As empresas devem rever seus procedimentos para garantir que a concessão de benefícios indiretos seja realizada de acordo com a legislação.

terça-feira, 20 de janeiro de 2015

Atualizado em 19 de janeiro de 2015 13:38

É comum as empresas concederem aos seus empregados e executivos uma série de benefícios indiretos, também chamados de "fringe benefits", tais como veículos, auxílio-combustível, vale-refeição, aparelhos celulares, planos de saúde, planos de previdência social, reembolso de despesas médicas, bolsas de estudo, cursos de idiomas etc.

Os benefícios indiretos certamente tornam o emprego mais atraente e tem funcionado bem como diferencial para atrair e reter talentos.

Contudo, é preciso que as empresas adotem alguns cuidados na concessão de tais benefícios, a fim de mitigar eventuais problemas com relação a natureza jurídica destes benefícios e que poderão resultar em questionamento das autoridades e também mitigar riscos de reclamações por parte dos próprios empregados.

Em primeiro lugar, é recomendável formalizar a concessão dos incentivos por intermédio da elaboração e aprovação de claras e objetivas políticas internas contendo todos os detalhes da concessão (beneficiários, condições de uso/fruição, eventual prazo, restrições aplicáveis, obrigações por parte do empregado e da própria empresa etc.), bem como termos de ciência/termos de compromisso a serem assinados por cada empregado.

Ainda nessa linha, é importante que as empresas tenham o devido controle sobre os benefícios indiretos, por meio de manutenção de contratos, termos, recibos, faturas, comprovantes de pagamento, notas fiscais etc., a fim de fiscalizar o correto uso/fruição por parte dos empregados.

Em segundo lugar, é imprescindível que as empresas analisem de forma específica a natureza e a forma de concessão para identificar se o benefício indireto deve ou não ser caracterizado como rendimento do trabalho assalariado.
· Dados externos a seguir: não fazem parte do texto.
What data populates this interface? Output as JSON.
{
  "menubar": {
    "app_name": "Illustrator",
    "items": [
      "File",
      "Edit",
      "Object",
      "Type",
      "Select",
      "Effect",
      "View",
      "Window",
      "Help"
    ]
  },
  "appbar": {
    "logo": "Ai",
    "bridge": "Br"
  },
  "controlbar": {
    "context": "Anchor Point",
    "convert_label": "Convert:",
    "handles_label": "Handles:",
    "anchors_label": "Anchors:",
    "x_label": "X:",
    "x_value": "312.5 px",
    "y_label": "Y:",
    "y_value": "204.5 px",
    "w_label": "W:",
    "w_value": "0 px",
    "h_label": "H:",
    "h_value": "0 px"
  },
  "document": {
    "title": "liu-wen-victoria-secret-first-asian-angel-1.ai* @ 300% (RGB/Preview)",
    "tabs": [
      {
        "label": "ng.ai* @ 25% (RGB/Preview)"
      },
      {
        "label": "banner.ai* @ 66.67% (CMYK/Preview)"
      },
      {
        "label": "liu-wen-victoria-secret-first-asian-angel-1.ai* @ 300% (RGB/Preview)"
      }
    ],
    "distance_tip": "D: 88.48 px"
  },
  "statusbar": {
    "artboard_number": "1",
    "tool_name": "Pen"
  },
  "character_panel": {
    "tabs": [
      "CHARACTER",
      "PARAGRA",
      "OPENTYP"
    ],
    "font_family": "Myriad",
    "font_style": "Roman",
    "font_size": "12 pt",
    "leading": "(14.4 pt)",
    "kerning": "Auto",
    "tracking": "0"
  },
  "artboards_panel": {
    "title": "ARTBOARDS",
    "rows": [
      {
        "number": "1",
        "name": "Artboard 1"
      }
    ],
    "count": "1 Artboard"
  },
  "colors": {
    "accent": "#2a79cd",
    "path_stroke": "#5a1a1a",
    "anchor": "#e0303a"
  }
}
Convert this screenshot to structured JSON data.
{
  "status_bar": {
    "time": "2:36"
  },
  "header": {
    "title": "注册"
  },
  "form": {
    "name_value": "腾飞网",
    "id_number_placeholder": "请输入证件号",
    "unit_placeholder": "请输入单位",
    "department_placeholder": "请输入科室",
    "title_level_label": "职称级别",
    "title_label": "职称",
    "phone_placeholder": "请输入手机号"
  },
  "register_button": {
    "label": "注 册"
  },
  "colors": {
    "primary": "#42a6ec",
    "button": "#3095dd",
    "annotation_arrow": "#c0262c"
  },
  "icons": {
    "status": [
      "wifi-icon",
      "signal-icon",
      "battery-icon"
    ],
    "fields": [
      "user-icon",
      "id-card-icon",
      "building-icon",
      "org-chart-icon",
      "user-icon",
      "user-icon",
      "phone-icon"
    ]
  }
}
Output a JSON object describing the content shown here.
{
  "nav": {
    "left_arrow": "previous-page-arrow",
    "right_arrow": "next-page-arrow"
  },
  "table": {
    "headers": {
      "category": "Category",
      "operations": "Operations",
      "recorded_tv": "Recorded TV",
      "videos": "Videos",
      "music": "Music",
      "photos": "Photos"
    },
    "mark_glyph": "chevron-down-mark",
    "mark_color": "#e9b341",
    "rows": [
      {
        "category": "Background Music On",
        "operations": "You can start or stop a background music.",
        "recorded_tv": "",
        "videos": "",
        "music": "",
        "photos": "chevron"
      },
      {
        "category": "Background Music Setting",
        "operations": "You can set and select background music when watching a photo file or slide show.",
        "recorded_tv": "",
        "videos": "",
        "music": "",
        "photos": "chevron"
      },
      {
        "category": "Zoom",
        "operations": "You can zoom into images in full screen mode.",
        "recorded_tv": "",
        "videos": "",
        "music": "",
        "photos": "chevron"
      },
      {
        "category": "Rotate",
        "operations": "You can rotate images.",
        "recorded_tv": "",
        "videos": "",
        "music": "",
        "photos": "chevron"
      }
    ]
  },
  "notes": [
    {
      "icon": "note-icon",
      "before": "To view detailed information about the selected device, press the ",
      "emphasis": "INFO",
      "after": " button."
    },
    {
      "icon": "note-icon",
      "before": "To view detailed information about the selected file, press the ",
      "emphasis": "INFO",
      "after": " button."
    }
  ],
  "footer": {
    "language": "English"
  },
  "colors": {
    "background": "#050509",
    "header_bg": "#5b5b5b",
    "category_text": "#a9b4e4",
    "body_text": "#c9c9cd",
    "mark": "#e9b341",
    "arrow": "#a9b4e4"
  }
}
Destacamos que tal análise deve feita individualmente, levando em conta cada tipo de benefício indireto e a população de trabalhadores beneficiada, tanto no âmbito trabalhista, como no previdenciário e ainda no fiscal, já que cada legislação traz disposições específicas.

No âmbito previdenciário, de acordo com a lei 8.212/91 (Lei Orgânica da Previdência Social) e com o decreto 3.048/99 (Regulamento da Previdência Social), a contribuição previdenciária devida pelas empresas incide sobre o total da remuneração paga ou creditada a qualquer título ao segurado empregado e demais trabalhadores sem vínculo empregatício.

A lei 8.212/1991 define, como base de cálculo da contribuição previdenciária, a totalidade dos rendimentos pagos, a qualquer título, durante o mês, destinados a retribuir o trabalho, qualquer que seja a sua forma, inclusive as gorjetas, os ganhos habituais sob a forma de utilidades e os adiantamentos decorrentes de reajuste salarial, quer pelos serviços efetivamente prestados, quer pelo tempo à disposição do empregador ou tomador de serviços nos termos da lei ou do contrato ou, ainda, de convenção ou acordo coletivo de trabalho ou sentença normativa.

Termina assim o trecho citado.